In conclusion, our study shows that the rhizomes of F. japonica and F. × bohemica knotweed contain resveratrol, epicatechin and emodin, with 24% more resveratrol in F. × bohemica than F. japonica. The F. japonica and F. × bohemica methanol extracts and the knotweed phenols increase oxidative stress in the severely suppressed radish roots. The methanol extracts show higher phytotoxic activities against radish seedlings compared to the individual knotweed phenols or to their mixture. The effects of these treatments are mainly evident as reduced seed germination and strong suppression of root growth of the 3-day-old radish seedlings. Moreover, the biochemical parameters of oxidative stress, lipid peroxidation and antioxidants activity, increase in the roots of these treated seedlings. The observed differences between extracts of both knotweed species could be related to higher resveratrol content in F. × bohemica rhizomes.
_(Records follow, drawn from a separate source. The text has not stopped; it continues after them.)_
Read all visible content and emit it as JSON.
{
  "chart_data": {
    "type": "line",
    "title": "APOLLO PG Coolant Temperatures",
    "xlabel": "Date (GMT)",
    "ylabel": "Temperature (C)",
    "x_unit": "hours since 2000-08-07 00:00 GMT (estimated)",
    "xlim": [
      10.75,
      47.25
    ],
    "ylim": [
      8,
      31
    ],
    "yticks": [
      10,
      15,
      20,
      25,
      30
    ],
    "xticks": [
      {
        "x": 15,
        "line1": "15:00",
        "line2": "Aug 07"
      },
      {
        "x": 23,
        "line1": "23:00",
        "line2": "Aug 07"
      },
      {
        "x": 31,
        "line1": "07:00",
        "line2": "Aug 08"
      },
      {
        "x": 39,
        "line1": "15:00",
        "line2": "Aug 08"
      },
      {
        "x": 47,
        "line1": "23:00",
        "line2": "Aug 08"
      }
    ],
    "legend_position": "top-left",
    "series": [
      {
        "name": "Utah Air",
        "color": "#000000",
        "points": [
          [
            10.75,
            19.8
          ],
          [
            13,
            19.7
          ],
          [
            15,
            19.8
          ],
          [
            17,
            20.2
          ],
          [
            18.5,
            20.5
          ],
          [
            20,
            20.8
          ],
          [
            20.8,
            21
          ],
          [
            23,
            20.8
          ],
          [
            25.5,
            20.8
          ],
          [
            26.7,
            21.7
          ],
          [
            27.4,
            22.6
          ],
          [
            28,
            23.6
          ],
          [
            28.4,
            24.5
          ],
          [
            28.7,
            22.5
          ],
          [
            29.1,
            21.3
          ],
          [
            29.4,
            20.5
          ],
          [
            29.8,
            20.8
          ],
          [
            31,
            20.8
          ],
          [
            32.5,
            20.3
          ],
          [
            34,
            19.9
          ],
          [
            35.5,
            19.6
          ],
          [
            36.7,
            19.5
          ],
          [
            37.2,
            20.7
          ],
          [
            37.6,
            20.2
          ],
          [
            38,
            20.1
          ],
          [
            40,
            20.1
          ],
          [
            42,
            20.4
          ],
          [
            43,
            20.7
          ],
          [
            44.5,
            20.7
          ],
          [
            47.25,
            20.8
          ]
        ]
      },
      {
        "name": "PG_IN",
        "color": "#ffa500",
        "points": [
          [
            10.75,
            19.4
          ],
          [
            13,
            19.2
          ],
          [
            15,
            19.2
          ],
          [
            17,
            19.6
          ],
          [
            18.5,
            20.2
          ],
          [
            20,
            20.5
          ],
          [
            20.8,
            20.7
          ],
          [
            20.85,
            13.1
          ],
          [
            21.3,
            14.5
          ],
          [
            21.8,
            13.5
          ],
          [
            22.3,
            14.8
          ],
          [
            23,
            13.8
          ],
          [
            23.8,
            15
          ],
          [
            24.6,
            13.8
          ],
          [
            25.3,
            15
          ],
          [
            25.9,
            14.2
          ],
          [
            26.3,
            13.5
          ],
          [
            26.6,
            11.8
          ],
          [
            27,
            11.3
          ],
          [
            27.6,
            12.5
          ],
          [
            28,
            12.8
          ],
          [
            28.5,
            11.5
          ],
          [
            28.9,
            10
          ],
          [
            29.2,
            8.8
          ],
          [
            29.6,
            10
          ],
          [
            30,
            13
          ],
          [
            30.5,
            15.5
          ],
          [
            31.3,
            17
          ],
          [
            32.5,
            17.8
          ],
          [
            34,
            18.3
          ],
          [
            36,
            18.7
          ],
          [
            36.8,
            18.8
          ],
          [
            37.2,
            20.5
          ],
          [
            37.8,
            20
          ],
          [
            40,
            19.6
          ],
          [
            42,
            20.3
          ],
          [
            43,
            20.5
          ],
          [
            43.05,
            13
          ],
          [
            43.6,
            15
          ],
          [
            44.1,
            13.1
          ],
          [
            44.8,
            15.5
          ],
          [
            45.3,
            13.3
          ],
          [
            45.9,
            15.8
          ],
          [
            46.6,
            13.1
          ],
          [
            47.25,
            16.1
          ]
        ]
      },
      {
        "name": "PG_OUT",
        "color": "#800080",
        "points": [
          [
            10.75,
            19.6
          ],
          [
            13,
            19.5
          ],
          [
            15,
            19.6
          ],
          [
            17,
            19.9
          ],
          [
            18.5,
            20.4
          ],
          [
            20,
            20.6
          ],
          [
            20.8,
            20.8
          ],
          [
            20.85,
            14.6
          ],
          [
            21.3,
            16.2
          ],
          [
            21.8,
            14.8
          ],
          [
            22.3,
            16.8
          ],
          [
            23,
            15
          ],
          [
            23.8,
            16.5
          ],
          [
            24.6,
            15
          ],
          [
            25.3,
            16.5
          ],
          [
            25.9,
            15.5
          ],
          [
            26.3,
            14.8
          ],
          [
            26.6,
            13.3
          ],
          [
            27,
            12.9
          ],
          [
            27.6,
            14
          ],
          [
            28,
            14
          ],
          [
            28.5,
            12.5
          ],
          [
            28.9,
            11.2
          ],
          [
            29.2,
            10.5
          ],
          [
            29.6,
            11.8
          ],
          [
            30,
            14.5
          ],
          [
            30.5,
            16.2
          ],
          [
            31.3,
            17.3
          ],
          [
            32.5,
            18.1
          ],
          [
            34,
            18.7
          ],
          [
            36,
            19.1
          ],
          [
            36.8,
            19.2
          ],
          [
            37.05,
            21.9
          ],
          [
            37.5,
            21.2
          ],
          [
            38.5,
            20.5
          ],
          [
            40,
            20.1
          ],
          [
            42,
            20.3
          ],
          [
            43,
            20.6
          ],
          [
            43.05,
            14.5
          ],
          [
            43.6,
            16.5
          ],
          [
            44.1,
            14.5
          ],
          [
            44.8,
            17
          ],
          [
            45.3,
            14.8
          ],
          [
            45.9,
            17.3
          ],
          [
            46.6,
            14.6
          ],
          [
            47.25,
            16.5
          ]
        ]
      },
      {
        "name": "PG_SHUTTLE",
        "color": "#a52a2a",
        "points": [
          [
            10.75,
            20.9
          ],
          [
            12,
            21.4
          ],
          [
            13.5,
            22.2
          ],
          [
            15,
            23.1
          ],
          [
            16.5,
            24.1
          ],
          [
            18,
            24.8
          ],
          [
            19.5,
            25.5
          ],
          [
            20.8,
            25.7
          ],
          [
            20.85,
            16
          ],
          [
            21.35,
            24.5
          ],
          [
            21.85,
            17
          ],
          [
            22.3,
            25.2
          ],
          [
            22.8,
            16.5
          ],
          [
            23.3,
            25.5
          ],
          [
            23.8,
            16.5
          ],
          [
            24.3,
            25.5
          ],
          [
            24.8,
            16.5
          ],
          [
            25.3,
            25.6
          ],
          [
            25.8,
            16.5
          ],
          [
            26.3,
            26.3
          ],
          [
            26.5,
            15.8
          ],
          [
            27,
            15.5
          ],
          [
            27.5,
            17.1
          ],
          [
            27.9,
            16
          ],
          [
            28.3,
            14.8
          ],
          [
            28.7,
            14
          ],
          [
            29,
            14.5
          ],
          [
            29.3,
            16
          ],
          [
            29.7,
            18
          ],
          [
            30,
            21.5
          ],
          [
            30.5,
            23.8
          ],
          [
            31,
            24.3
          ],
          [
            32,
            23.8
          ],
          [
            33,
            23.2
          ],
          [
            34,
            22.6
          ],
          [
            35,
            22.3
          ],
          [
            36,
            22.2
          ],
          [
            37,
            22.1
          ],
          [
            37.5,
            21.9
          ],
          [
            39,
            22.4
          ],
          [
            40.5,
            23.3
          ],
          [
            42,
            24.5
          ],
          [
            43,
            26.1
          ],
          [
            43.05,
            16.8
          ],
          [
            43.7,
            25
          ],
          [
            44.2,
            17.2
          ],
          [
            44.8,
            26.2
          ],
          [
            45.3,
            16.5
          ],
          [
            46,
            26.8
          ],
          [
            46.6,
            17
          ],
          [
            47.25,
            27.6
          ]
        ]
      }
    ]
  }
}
The results of laboratory experimental setup enable studies of the phytotoxic effects on cellular and anatomical level allowing insight to the mechanisms of allelopathy but have limited significance for allelopathic interactions in the field as these interactions are very complex and depend also on the environmental factors like soil composition. Therefore, for further analysis, we propose to conduct field experiments to investigate the effects of knotweed on other plants and rhizosphere microbiome.